Brian McCarthy with Sax

 Brian McCarthy Achieves Stellar Reviews While Producing Two Albums in One Year
by Wesley Butler

For 19 years, Brian McCarthy has been a quadruple threat in the world of jazz. Not only is he a talented saxophonist who serenades sold-out concerts and bring an audience to their feet, but he’s dedicated a considerable portion of his career to educating aspiring recording artists, musicians and instrumentalists who wish to follow in his footsteps.

 One thing that sets him apart from other jazz musicians is his sampling of high-quality instruments and accessories. An official Conn-Selmer and Selmer-Paris artist (musical instrument manufacturing companies recognized for partnering with industry professionals), McCarthy has performed with the soprano, alto, tenor and baritone saxophones. Each classification comes with its own unique horn, mouthpiece and ligature (an accessory used for tightly winding or binding a saxophone).

Born, raised and currently living in Vermont, McCarthy attended William Paterson University in New Jersey to obtain his Bachelor of Music in Jazz Studies/Performance, and subsequently earn a Master of Music in Jazz Composition/Arranging.

Since graduating from his master’s program, he’s built a solid foundation for himself in the music industry. His musical accomplishments range from collaborations and live performances with household names such as Wynton Marsalis, Ray Vega, Kenny Garrett and Frank Wess; the release of a critically-acclaimed album “This Just In” in 2013; and arranging original music for Kenny Garrett and Mulgrew Miller for Big Band.

McCarthy’s mission is to expand and cultivate an appreciation for jazz, especially for young musicians starting their careers. He works as a faculty member and course instructor of new saxophone at the University of Vermont, and is the director of bands at Saint Michael’s College, a private Christian college in Colchester, Vermont.

Student success is of utmost importance to McCarthy, mainly igniting perpetual motion in a learner. “Every time a student discovers a connection to the music, there is sort of a “lightbulb” moment when they begin to see and feel the benefits of this art,” he commented. “Doesn’t matter if it’s engineering major taking my Jazz History class or a performance major in private lessons; that’s success.”

With the help of a successful Kickstarter campaign raising $3,536, McCarthy released “Codex,” a full-length album, in November 2017. A series of nine tracks, each spanning about five to eight minutes in length, “Codex” features McCarthy on both alto and soprano saxophone, Justin Kauflin on piano, Evan Gregor on bass, and Jared Schonig on drums. McCarthy’s choice was to experiment using different classifications of saxophone and musical instruments in general.

Codex Album Cover


The creation of “Codex” was a good moment to explore and pay tribute to influential people and memories. A codex is an ancient form of binding a manuscript into a book, so the idea of this album is like an impression in McCarthy’s personal history.
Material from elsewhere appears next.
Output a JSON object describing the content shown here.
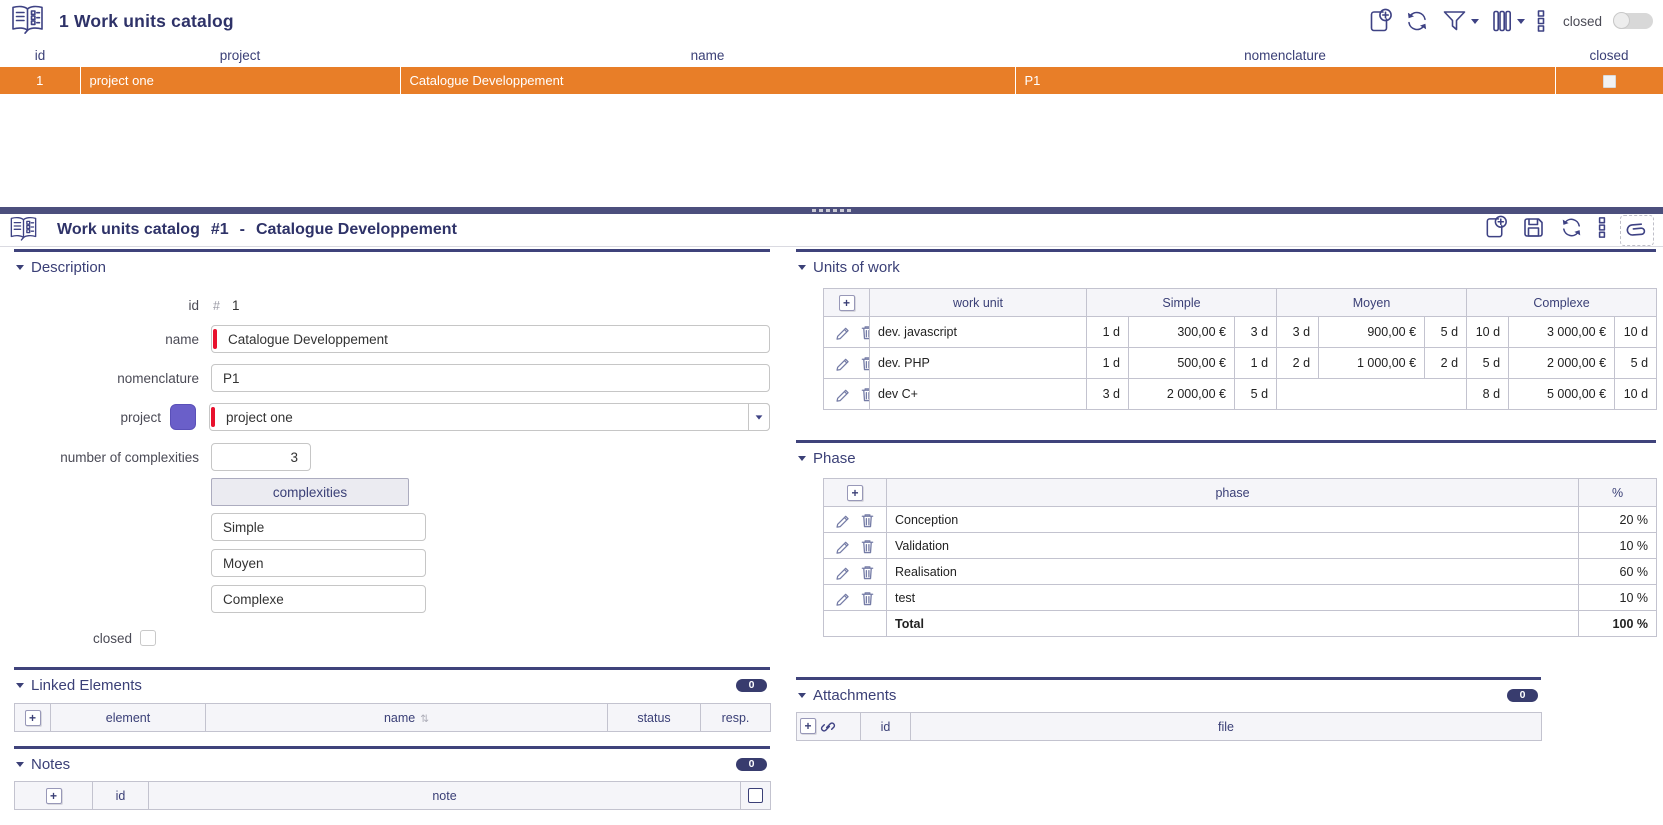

From the first minute of “Commonplace,” the first track, a sense of calmness is presented to the listener. It gives the illusion that an audience is sitting in a café enjoying the talents of a live band. By the time we reach the third track “Miller Time,” the musical energy is more vibrant than it was before. McCarthy focuses on playing higher notes on the saxophone, and the piano takes a backseat to make room for it.

Overall, jazz music means the world to McCarthy. To him, this genre is about people showcasing their intelligence and energy for the betterment of humanity, that he sees as true “better angels of our nature,” one of the major themes of his nonet album sharing the same name.

Album Cover: The Better Angels of Our Nature

    Released June 16 2017 under Truth Revolution Records, Brian McCarthy’s nonet “The Better Angels of our Nature” is a collection of superb tracks with themes of personal and political freedom in a divisive America. He channels jazz roots from the Civil War-era and incorporates them into modern-day techniques used in the genre. These vintage wartime folk songs, especially “The Bonnie Blue Flag,” “Battle Hymn of the New Republic,” and “Shiloh,” serve as a fantastic opening act. “The Better Angels of Our Nature” was well received with  a 4.5 star review in downbeat Magazine- “…a jazz album that makes a cavernous impression for its arresting beauty and conceptual brilliance…” and a 4 star review in “All About Jazz.” Not only did it receive recognition in newspapers and magazines all over the country but “The Better Angels of Our Nature” was listed in both Downbeats Magazine and Huffington Post’s  “Best of 2017!”

“Jazz, especially now, is an art form that people continue to devote their lives to creating and preserving,” McCarthy said. “It was formed in the darkest fires America has ever created, and through this perseverance of all those responsible for creating and evolving the music, jazz is one of the strongest and most beautiful creation of humanity.”